Overview
This lecture examines the challenges faced by indigenous peoples in the Arctic due to non-indigenous wildlife management and co-management regimes, focusing on caribou and whale management, and the role of traditional ecological knowledge (TEK).
Introduction to Arctic Wildlife Management
- Arctic indigenous communities face increasing external influence through centralized government policies and commercial development.
- Wildlife management often imposes non-indigenous structures, marginalizing traditional resource use and TEK.
- The paper reviews three wildlife management contexts: imposed state programs, international regimes managed by indigenous authorities, and collaborative co-management.
State-Imposed Wildlife Management: The Canadian Caribou Crisis
- 1950s Canadian policies restricted Dene and Inuit caribou hunting due to concerns over declining herds.
- Practices like feeding caribou meat to sled dogs and leaving carcasses for animals were deemed wasteful by non-indigenous authorities.
- These restrictions ignored the subsistence and spiritual roles of these practices for indigenous peoples.
- Later research disproved the crisis, showing caribou population shifts rather than decline.
International Regulation: Whaling in Greenland under Home Rule
- Greenland’s Home Rule gained control over whaling but maintained centralized, non-traditional management structures.
- IWC-imposed quotas disrupted traditional, miut-based local management and communal sharing.
- Factors disrupting traditional management include commercialization, technology change, and equal access policies.
- The shift has eroded traditional access rights and fostered a mixed-cash economy.
Collaborative Co-Management: The Arctic Borderlands Ecological Knowledge Co-op (ABC)
- The ABC involves Iupiat and Gwich’in communities, integrating scientific and traditional knowledge for caribou monitoring.
- Hunters actively participate in data collection, interpretation, and policy recommendations.
- Combining diachronic traditional knowledge with scientific methods results in more accurate and culturally appropriate management.
- Success criteria differ: hunters value practical outcomes, while biologists prioritize methodological reliability.
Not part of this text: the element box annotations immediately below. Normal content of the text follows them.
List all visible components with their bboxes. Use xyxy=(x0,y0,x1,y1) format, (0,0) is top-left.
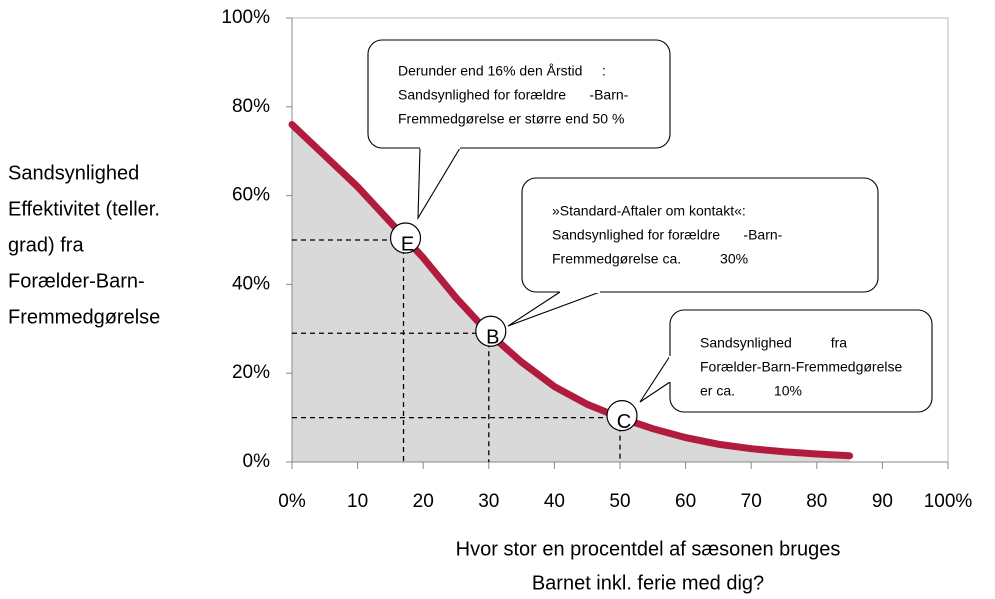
callout-text: Fremmedgørelse er større end 50 % xyxy=(398,111,624,127)
y-axis-label: grad) fra xyxy=(8,234,84,256)
y-tick-label: 0% xyxy=(243,451,271,472)
x-tick-label: 90 xyxy=(872,491,893,512)
y-tick-label: 60% xyxy=(232,185,270,206)
point-label: B xyxy=(486,327,499,349)
callout-pointer xyxy=(417,147,461,221)
callout-text: Fremmedgørelse ca. 30% xyxy=(552,251,748,267)
line xyxy=(288,121,854,460)
callout-box xyxy=(367,39,671,149)
x-tick-label: 80 xyxy=(806,491,827,512)
callout-text: Forælder-Barn-Fremmedgørelse xyxy=(700,359,902,375)
x-tick-label: 0% xyxy=(278,491,306,512)
point-marker xyxy=(389,222,422,254)
callout-text: Sandsynlighed fra xyxy=(700,335,847,351)
x-tick-label: 30 xyxy=(478,491,499,512)
callout-pointer xyxy=(507,291,601,327)
y-tick-label: 40% xyxy=(232,273,270,294)
y-axis-label: Effektivitet (teller. xyxy=(8,198,160,220)
callout-text: er ca. 10% xyxy=(700,383,802,399)
x-axis-label: Barnet inkl. ferie med dig? xyxy=(532,572,764,594)
callout-text: Sandsynlighed for forældre -Barn- xyxy=(552,227,783,243)
y-axis-label: Fremmedgørelse xyxy=(8,306,160,328)
x-tick-label: 10 xyxy=(347,491,368,512)
x-tick-label: 70 xyxy=(741,491,762,512)
callout-pointer xyxy=(639,355,671,403)
callout-text: Sandsynlighed for forældre -Barn- xyxy=(398,87,629,103)
y-axis-label: Forælder-Barn- xyxy=(8,270,145,292)
x-tick-label: 100% xyxy=(924,491,973,512)
y-tick-label: 80% xyxy=(232,96,270,117)
callout-box xyxy=(521,177,879,293)
x-tick-label: 40 xyxy=(544,491,565,512)
y-tick-label: 100% xyxy=(221,7,270,28)
point-marker xyxy=(606,400,638,432)
y-axis-label: Sandsynlighed xyxy=(8,162,139,184)
y-tick-label: 20% xyxy=(232,362,270,383)
area xyxy=(292,124,850,462)
point-marker xyxy=(475,315,507,347)
x-tick-label: 60 xyxy=(675,491,696,512)
callout-text: »Standard-Aftaler om kontakt«: xyxy=(552,203,746,219)
callout-text: Derunder end 16% den Årstid : xyxy=(398,63,606,79)
point-label: C xyxy=(617,411,631,433)
point-label: E xyxy=(401,233,414,255)
x-tick-label: 50 xyxy=(609,491,630,512)
x-axis-label: Hvor stor en procentdel af sæsonen bruge… xyxy=(456,538,841,560)
x-tick-label: 20 xyxy=(413,491,434,512)
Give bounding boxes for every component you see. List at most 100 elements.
Challenges and Opportunities in Co-Management
- Co-management frameworks risk changing the context and moral value of traditional knowledge by conforming it to scientific formats.
- Storing traditional knowledge in databases may undermine oral and experiential transmission.
- Co-management can also protect and sustain traditional practices by requiring participation in subsistence activities for knowledge collection.
Key Terms & Definitions
- Traditional Ecological Knowledge (TEK) — A cumulative, culture-specific knowledge system about ecological relationships, passed down through generations.
- Co-management — Collaborative arrangement where resource management decisions involve both indigenous and non-indigenous stakeholders.
- Miut — Local, kin-based Greenlandic community structure that traditionally controlled resource access.
- Diachronic Data — Information collected over multiple generations, enabling long-term ecological understanding.
Action Items / Next Steps
- Review the differences and impacts of state-imposed, international, and co-management wildlife regimes.
- Reflect on the importance of integrating TEK into resource management.
- Consider how knowledge transmission methods affect the preservation of traditional practices.